At Verplancks Point, when Tim watches the fishermen, he has another experience of observing new surroundings and winding up being grateful for his own lot in life. The river is wide and sparkling with excitement, and Tim wishes that he could have the chance to live here and work as a fisherman all day on these waters. After watching the fishermen pull in their boats and sit cold, tired, and hungry on the shores, however, Tim realizes that their work is not as glamorous as it seemed initially. Tim begins to identify with his home, work, and family after thinking about it and choosing to do so, rather than unthinkingly, by default. This new thoughtfulness is one of the crucial elements of Tim's developing manhood. Chapter Eight marks a crucial moment in Tim's ability to assume control and responsibility for his life at home. Before the journey, Tim frequently had to make excuses to escape from his father's sight, whereas after the journey, Tim has to be in charge and figure out on his own how to face the reign of war as it closes in upon his town.
Chapter Nine examines the opposing influences of Sam and Father on Tim. While Father rides up ahead and Tim leads the cattle alone, he passes time by naming all the countries in the world, a game that reveals his thought process. Tim acknowledges to himself that if the Rebels win the war, America will be a country, not a colony. Then, however, he thinks of his father's certainty that the Rebels will lose, and so he discards America as a country. This thought process is typical, for Tim often thinks first of Sam's opinions, and then of his father's.

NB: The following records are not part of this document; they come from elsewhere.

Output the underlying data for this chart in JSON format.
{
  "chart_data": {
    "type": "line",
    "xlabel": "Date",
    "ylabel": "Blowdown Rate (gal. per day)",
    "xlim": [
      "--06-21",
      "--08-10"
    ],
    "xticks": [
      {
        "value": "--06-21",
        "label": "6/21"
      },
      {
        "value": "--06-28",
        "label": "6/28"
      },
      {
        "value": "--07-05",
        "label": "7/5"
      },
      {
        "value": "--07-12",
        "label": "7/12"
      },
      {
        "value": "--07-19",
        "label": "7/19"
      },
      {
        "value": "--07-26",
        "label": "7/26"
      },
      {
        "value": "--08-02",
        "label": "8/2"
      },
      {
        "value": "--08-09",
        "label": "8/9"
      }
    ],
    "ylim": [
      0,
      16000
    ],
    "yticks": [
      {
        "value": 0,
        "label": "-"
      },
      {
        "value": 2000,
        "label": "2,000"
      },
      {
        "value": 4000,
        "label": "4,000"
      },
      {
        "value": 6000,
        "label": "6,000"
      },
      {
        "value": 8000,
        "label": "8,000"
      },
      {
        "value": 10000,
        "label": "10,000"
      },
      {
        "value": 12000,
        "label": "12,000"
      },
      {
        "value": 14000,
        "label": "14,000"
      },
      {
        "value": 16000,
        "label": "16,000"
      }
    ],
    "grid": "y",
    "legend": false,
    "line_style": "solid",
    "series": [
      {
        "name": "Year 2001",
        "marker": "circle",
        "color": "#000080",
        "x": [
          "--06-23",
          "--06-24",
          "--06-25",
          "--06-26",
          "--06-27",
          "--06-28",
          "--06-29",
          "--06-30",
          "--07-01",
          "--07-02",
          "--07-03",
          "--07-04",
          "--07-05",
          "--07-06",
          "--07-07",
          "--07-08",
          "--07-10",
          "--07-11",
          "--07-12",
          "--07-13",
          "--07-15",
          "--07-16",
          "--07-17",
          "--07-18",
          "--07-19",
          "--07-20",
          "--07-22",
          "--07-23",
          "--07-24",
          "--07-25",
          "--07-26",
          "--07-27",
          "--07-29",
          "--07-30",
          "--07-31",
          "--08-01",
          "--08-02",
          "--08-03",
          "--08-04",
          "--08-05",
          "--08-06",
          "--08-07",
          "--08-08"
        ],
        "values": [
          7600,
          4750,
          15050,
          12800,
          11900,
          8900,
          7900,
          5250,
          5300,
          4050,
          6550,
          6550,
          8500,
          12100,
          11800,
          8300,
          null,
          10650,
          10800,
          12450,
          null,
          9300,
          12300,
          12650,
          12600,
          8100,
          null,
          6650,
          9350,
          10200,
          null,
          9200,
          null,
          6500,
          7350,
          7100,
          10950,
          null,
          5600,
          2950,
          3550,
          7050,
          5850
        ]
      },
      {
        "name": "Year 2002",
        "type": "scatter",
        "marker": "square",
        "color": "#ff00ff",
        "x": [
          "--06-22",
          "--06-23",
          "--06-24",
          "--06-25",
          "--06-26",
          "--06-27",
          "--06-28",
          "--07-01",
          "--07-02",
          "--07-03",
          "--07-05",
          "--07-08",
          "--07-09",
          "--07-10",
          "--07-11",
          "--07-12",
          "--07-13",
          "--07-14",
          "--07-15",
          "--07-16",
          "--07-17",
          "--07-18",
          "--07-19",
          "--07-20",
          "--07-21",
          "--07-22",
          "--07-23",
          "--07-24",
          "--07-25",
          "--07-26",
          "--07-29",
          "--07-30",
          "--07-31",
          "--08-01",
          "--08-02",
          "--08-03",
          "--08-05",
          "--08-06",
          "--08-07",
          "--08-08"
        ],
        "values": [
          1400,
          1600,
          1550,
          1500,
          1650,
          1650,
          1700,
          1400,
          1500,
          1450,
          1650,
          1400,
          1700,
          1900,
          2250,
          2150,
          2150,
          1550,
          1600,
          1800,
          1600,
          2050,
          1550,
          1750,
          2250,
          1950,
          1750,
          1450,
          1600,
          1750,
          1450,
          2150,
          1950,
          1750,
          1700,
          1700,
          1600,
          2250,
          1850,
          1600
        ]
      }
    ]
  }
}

When Tim realizes what has happened to his father, he considers what Sam would do and what his father would do. Tim wants to act bravely, as Sam would, but then he makes the important distinction between being brave and being smart, and he does what his father would have wanted. Although he is influenced by his father, however, Tim forges a solution to his problem using cleverness and ingenuity that are solely his, and not based on Sam or his father. Mr. Meeker speaks evasively and stubbornly to the cow-boys on the journey out, so we can assume he would spoken in the same way on the journey back. Sam would have risked his life to save Father, perhaps getting killed in the process and almost certainly losing the cattle. Tim does neither of these things. When he reads the tracks and instantly understands the situation, it is a turning point. His intuition sharpens, and he begins to come of age. He seals this step in his maturation when he lies easily to the cow-boys, outsmarting them and arriving home safely with the supplies. The cattle trip begins as an exciting adventure, but it turns into a frightening and test of manhood. Tim succeeds by facing the cow-boys just as resourcefully as an intelligent, experienced adult could have hoped to do. Tim's life has lost its playful, imaginary element. He is done with trying to sneak away in search of stories to tell Sam. Without looking for excitement and danger, he has found both. Although it makes him proud to have triumphed, Tim now sees firsthand that the dangers involved are hardly worth the risk.